Spark源码分析 – Checkpoint

简介:

CP的步骤

1. 首先如果RDD需要CP, 调用RDD.checkpoint()来mark 
注释说了, 这个需要在Job被执行前被mark, 原因后面看, 并且最好选择persist这个RDD, 否则在存CP文件时需要重新computeRDD内容 
并且当RDD被CP后, 所有dependencies都会被清除, 因为既然RDD已经被CP, 那么就可以直接从文件读取, 没有必要保留之前的parents的dependencies(保留只是为了replay)

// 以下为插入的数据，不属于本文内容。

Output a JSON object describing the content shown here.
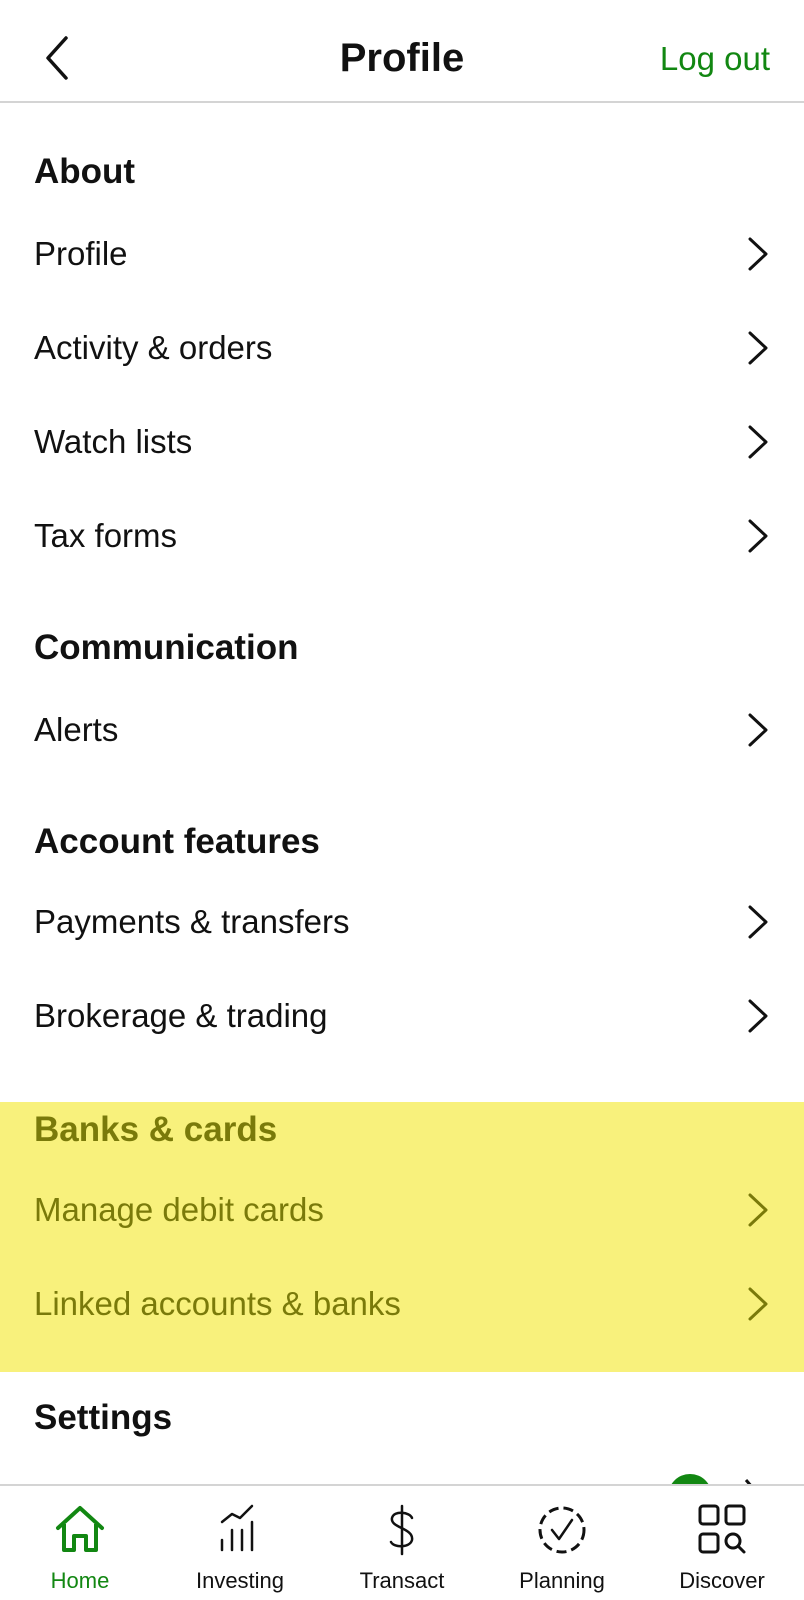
{
  "header": {
    "back_icon": "chevron-left-icon",
    "title": "Profile",
    "logout_label": "Log out"
  },
  "sections": [
    {
      "heading": "About",
      "items": [
        {
          "label": "Profile"
        },
        {
          "label": "Activity & orders"
        },
        {
          "label": "Watch lists"
        },
        {
          "label": "Tax forms"
        }
      ]
    },
    {
      "heading": "Communication",
      "items": [
        {
          "label": "Alerts"
        }
      ]
    },
    {
      "heading": "Account features",
      "items": [
        {
          "label": "Payments & transfers"
        },
        {
          "label": "Brokerage & trading"
        }
      ]
    },
    {
      "heading": "Banks & cards",
      "highlighted": true,
      "items": [
        {
          "label": "Manage debit cards"
        },
        {
          "label": "Linked accounts & banks"
        }
      ]
    },
    {
      "heading": "Settings",
      "items": []
    }
  ],
  "tabbar": {
    "active": "Home",
    "tabs": [
      {
        "label": "Home",
        "icon": "home-icon"
      },
      {
        "label": "Investing",
        "icon": "chart-icon"
      },
      {
        "label": "Transact",
        "icon": "dollar-icon"
      },
      {
        "label": "Planning",
        "icon": "check-circle-icon"
      },
      {
        "label": "Discover",
        "icon": "grid-search-icon"
      }
    ]
  },
  "colors": {
    "accent": "#128712",
    "highlight": "#f8f17c",
    "highlight_text": "#7a7a0a"
  }
}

2. 在SparkContext.runJob中, 最后会调用rdd.doCheckpoint() 
如果前面已经mark过, 那么这里就会将rdd真正CP到文件中去, 这也是前面为什么说, mark必须在run job之前完成

  def runJob[T, U: ClassManifest](
      rdd: RDD[T],
      func: (TaskContext, Iterator[T]) => U,
      partitions: Seq[Int],
      allowLocal: Boolean,
      resultHandler: (Int, U) => Unit) {
    val result = dagScheduler.runJob(rdd, func, partitions, callSite, allowLocal, resultHandler,
      localProperties.get)
    rdd.doCheckpoint()
    result
  }

3. 在RDDCheckpointData.doCheckpoint中

会调用rdd.markCheckpointed(newRDD), 清除dependencies信息 
并最终将状态设为, Checkpointed, 以表示完成CP

4. Checkpoint如何使用, 在RDD.computeOrReadCheckpoint中, 看到如果已经完成CP, 会直接从firstParent中读数据, 刚开始会觉得比较奇怪

    if (isCheckpointed) {
      firstParent[T].iterator(split, context)
    }

RDD.firstParent的定义如下, 就是从dependencies中取第一个dependency的rdd

 dependencies.head.rdd.asInstanceOf[RDD[U]]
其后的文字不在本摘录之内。